American television writer and producer (1921–2014)

Benjamin Starr (October 18, 1921 - January 19, 2014) was an American television producer, creator, writer and playwright.

==Biography==
Born in Manhattan, New York, to Jewish Russian immigrants, Starr grew up in Brooklyn and worked in his parents' doughnut factory. He attended City College, later graduated from UCLA, and served in World War II. He became a second lieutenant navigator stationed in England and received the Distinguished Flying Cross. He flew 35 missions on B-17s and was once shot down.

After the military, he began writing comedy for radio stars, such as Al Jolson, Dean Martin, Jerry Lewis and George Burns. He started his television writing career for the live program Climax!.

Starr co-created the sitcom Silver Spoons, helped develop The Facts of Life, and was a regular screenwriter for the popular series Mister Ed and All in the Family. He also wrote for such comedies as Chico and the Man, Maude, The Andy Griffith Show, Petticoat Junction and The Many Loves of Dobie Gillis. He is notably credited for writing The Brady Bunch episode "The Personality Kid" in which Peter Brady (Christopher Knight) delivers his Humphrey Bogart impersonation of "pork chops and applesauce". Starr also penned the Diff'rent Strokes line "What are you talking about, Willis?", in which Gary Coleman delivered in his own way and made it a catchphrase.

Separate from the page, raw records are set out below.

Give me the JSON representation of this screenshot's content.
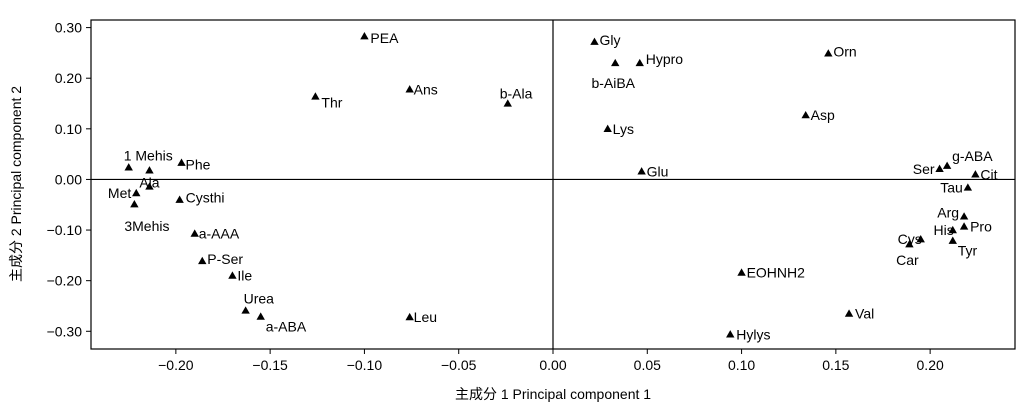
{
  "chart_data": {
    "type": "scatter",
    "xlabel": "主成分 1 Principal component 1",
    "ylabel": "主成分 2 Principal component 2",
    "xlim": [
      -0.245,
      0.245
    ],
    "ylim": [
      -0.335,
      0.315
    ],
    "x_ticks": [
      -0.2,
      -0.15,
      -0.1,
      -0.05,
      0.0,
      0.05,
      0.1,
      0.15,
      0.2
    ],
    "x_tick_labels": [
      "−0.20",
      "−0.15",
      "−0.10",
      "−0.05",
      "0.00",
      "0.05",
      "0.10",
      "0.15",
      "0.20"
    ],
    "y_ticks": [
      0.3,
      0.2,
      0.1,
      0.0,
      -0.1,
      -0.2,
      -0.3
    ],
    "y_tick_labels": [
      "0.30",
      "0.20",
      "0.10",
      "0.00",
      "−0.10",
      "−0.20",
      "−0.30"
    ],
    "reference_lines": {
      "x": 0,
      "y": 0
    },
    "marker": "filled-triangle",
    "points": [
      {
        "label": "PEA",
        "x": -0.1,
        "y": 0.283
      },
      {
        "label": "Ans",
        "x": -0.076,
        "y": 0.178
      },
      {
        "label": "b-Ala",
        "x": -0.024,
        "y": 0.15
      },
      {
        "label": "Thr",
        "x": -0.126,
        "y": 0.164
      },
      {
        "label": "1 Mehis",
        "x": -0.225,
        "y": 0.024
      },
      {
        "label": "",
        "x": -0.214,
        "y": 0.018
      },
      {
        "label": "Phe",
        "x": -0.197,
        "y": 0.033
      },
      {
        "label": "Met",
        "x": -0.221,
        "y": -0.027
      },
      {
        "label": "Ala",
        "x": -0.214,
        "y": -0.014
      },
      {
        "label": "3Mehis",
        "x": -0.222,
        "y": -0.049
      },
      {
        "label": "Cysthi",
        "x": -0.198,
        "y": -0.04
      },
      {
        "label": "a-AAA",
        "x": -0.19,
        "y": -0.107
      },
      {
        "label": "P-Ser",
        "x": -0.186,
        "y": -0.161
      },
      {
        "label": "Ile",
        "x": -0.17,
        "y": -0.19
      },
      {
        "label": "Urea",
        "x": -0.163,
        "y": -0.259
      },
      {
        "label": "a-ABA",
        "x": -0.155,
        "y": -0.271
      },
      {
        "label": "Leu",
        "x": -0.076,
        "y": -0.272
      },
      {
        "label": "Gly",
        "x": 0.022,
        "y": 0.272
      },
      {
        "label": "b-AiBA",
        "x": 0.033,
        "y": 0.23
      },
      {
        "label": "Hypro",
        "x": 0.046,
        "y": 0.23
      },
      {
        "label": "Orn",
        "x": 0.146,
        "y": 0.249
      },
      {
        "label": "Asp",
        "x": 0.134,
        "y": 0.127
      },
      {
        "label": "Lys",
        "x": 0.029,
        "y": 0.1
      },
      {
        "label": "Glu",
        "x": 0.047,
        "y": 0.016
      },
      {
        "label": "Ser",
        "x": 0.205,
        "y": 0.021
      },
      {
        "label": "g-ABA",
        "x": 0.209,
        "y": 0.027
      },
      {
        "label": "Cit",
        "x": 0.224,
        "y": 0.01
      },
      {
        "label": "Tau",
        "x": 0.22,
        "y": -0.016
      },
      {
        "label": "Arg",
        "x": 0.218,
        "y": -0.073
      },
      {
        "label": "Pro",
        "x": 0.218,
        "y": -0.093
      },
      {
        "label": "His",
        "x": 0.212,
        "y": -0.1
      },
      {
        "label": "Cys",
        "x": 0.195,
        "y": -0.118
      },
      {
        "label": "Car",
        "x": 0.189,
        "y": -0.128
      },
      {
        "label": "Tyr",
        "x": 0.212,
        "y": -0.121
      },
      {
        "label": "EOHNH2",
        "x": 0.1,
        "y": -0.184
      },
      {
        "label": "Val",
        "x": 0.157,
        "y": -0.265
      },
      {
        "label": "Hylys",
        "x": 0.094,
        "y": -0.306
      }
    ]
  }
}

Starr also co-wrote the screenplays for the 1966 James Bond parody Our Man Flint, the 1966 Western satire Texas Across the River and the animated versions of Treasure Island (1972) and Oliver Twist (1974). He also wrote plays, including Broadway's The Family Way in 1965. The 2012 documentary Lunch featured Starr, along with Sid Caesar, Carl Reiner and other career comedy writers and performers who reflected on the genre and the industry.

==Personal life==
Starr was married to his wife Gloria Kaplan for 50 years, until her death in 1999. They had three children. At age 92, Starr died of congestive heart failure in 2014 at his home in Los Angeles.